I left college geared up, ready to go and make a difference in the lives of young people.  When I started I saw advocacy as something that was verbal; spoken or written down.  So, I found myself at times spouting off about the benefits of music on a students education.  Now, I wasn't exactly that friend you have that once they've found a cause they don't stop but I did more talking in my first year than I probably needed to.
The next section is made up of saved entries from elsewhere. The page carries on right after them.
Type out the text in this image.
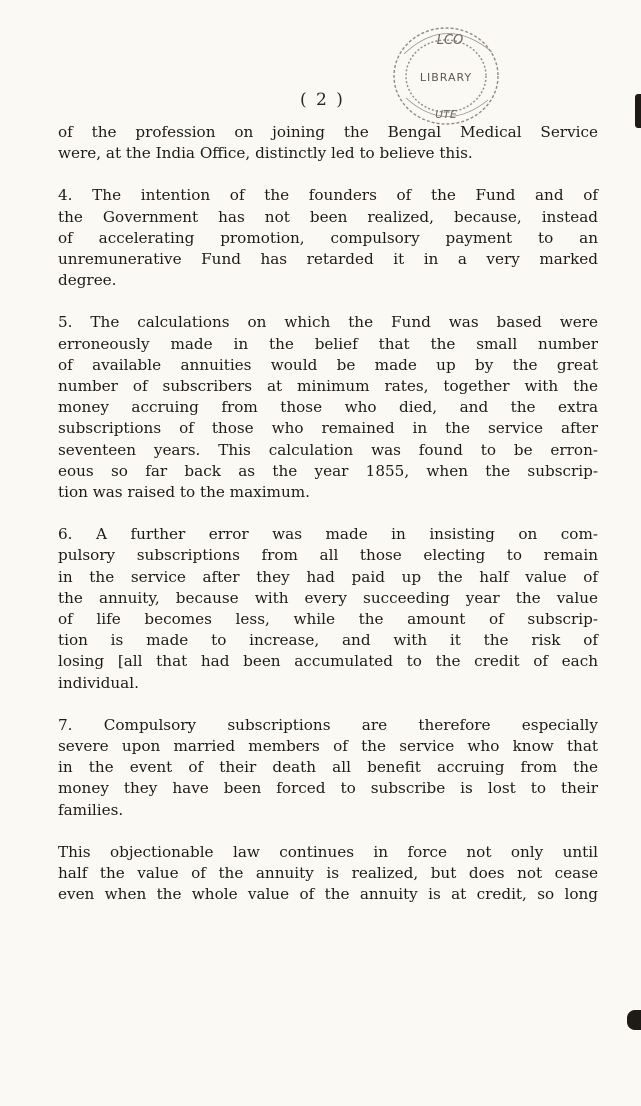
( 2 )
LIBRARY
LCO
UTE
of the profession on joining the Bengal Medical Service
were, at the India Office, distinctly led to believe this.
4. The intention of the founders of the Fund and of
the Government has not been realized, because, instead
of accelerating promotion, compulsory payment to an
unremunerative Fund has retarded it in a very marked
degree.
5. The calculations on which the Fund was based were
erroneously made in the belief that the small number
of available annuities would be made up by the great
number of subscribers at minimum rates, together with the
money accruing from those who died, and the extra
subscriptions of those who remained in the service after
seventeen years. This calculation was found to be erron-
eous so far back as the year 1855, when the subscrip-
tion was raised to the maximum.
6. A further error was made in insisting on com-
pulsory subscriptions from all those electing to remain
in the service after they had paid up the half value of
the annuity, because with every succeeding year the value
of life becomes less, while the amount of subscrip-
tion is made to increase, and with it the risk of
losing [all that had been accumulated to the credit of each
individual.
7. Compulsory subscriptions are therefore especially
severe upon married members of the service who know that
in the event of their death all benefit accruing from the
money they have been forced to subscribe is lost to their
families.
This objectionable law continues in force not only until
half the value of the annuity is realized, but does not cease
even when the whole value of the annuity is at credit, so long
After a few years of teaching I found, through wonderful PLC's with my Elementary Music colleagues and the advice of other veteran teachers, that advocacy many times is something maybe better done through your actions.  Here is how I try to advocate music at my school:
  • Be visible.
    • Throughout the year I host two major performances (winter and spring concerts) and a number of other small events.  I also make sure to feature music events and special Spotlight Performances on the morning announcements.
  •  Get to know your families.
    • It takes time to build a community.  I helped open our school 3 years ago and at first, I didn't know anyone.  Now that I've been there for a few years, I have gotten to know the parents and their families.  Parents are wonderful advocates.  When they know you and how much you value their children, they will support your efforts however they can.
  • Support PTO
    • When you are able to, support your PTO by providing entertainment for their events.  This year our winter concert will be at the Barnes and Noble book fair our PTO is hosting.  So, instead of having our evening performance in the cafeteria, we will perform at Barnes and Noble.  This doesn't take much extra planning on my part and it helps PTO get more families to their event.
    • In the past couple of years the art teacher and I have teamed up and done a big celebration of the arts in April.  I know that MIOSM is in March but our standardized testing was in March.  This year the testing will be in April so we are planning on having our celebration in March.  This is a great time of year to host special events, make beautiful displays, and to get teachers and parents involved in the arts.
  • Educate your staff
    • Your teachers may not have a music background.  Sometimes gaining their support is as easy as making a simple connection to their curriculum or giving them a short demonstration of what their kids are actually capable of.  Many adults don't realize what great musicians kids are.  I like to take the last 5 minutes of class (every once in awhile) to perform something we've been working on for the classroom teachers.
    • I also try and give classroom teachers a music experience.  Each month our school has team building meetings.  This is a chance for a team to host a fun activity for the whole staff.  One year our specials team hosted a mosaic mural, another year we did a musical twist on reader's theatre.
I'm always looking for ways to help promote my program, so please share some of the ways you advocate music at your school.


  1. Those are good tips! My best advice is to give the kids great experiences. When your students go home talking about how wonderful music is, their parents and teachers become your boosters. The teachers are happy when their kids are so excited on music day. And the parents let the administration know how much they appreciate your work.

    Thanks for the post!

    1. You are so right! If the kids leave your room excited about what they've done, they will remember to share that with their parents when they go home. Really, I guess you could say the kids are our biggest advocates!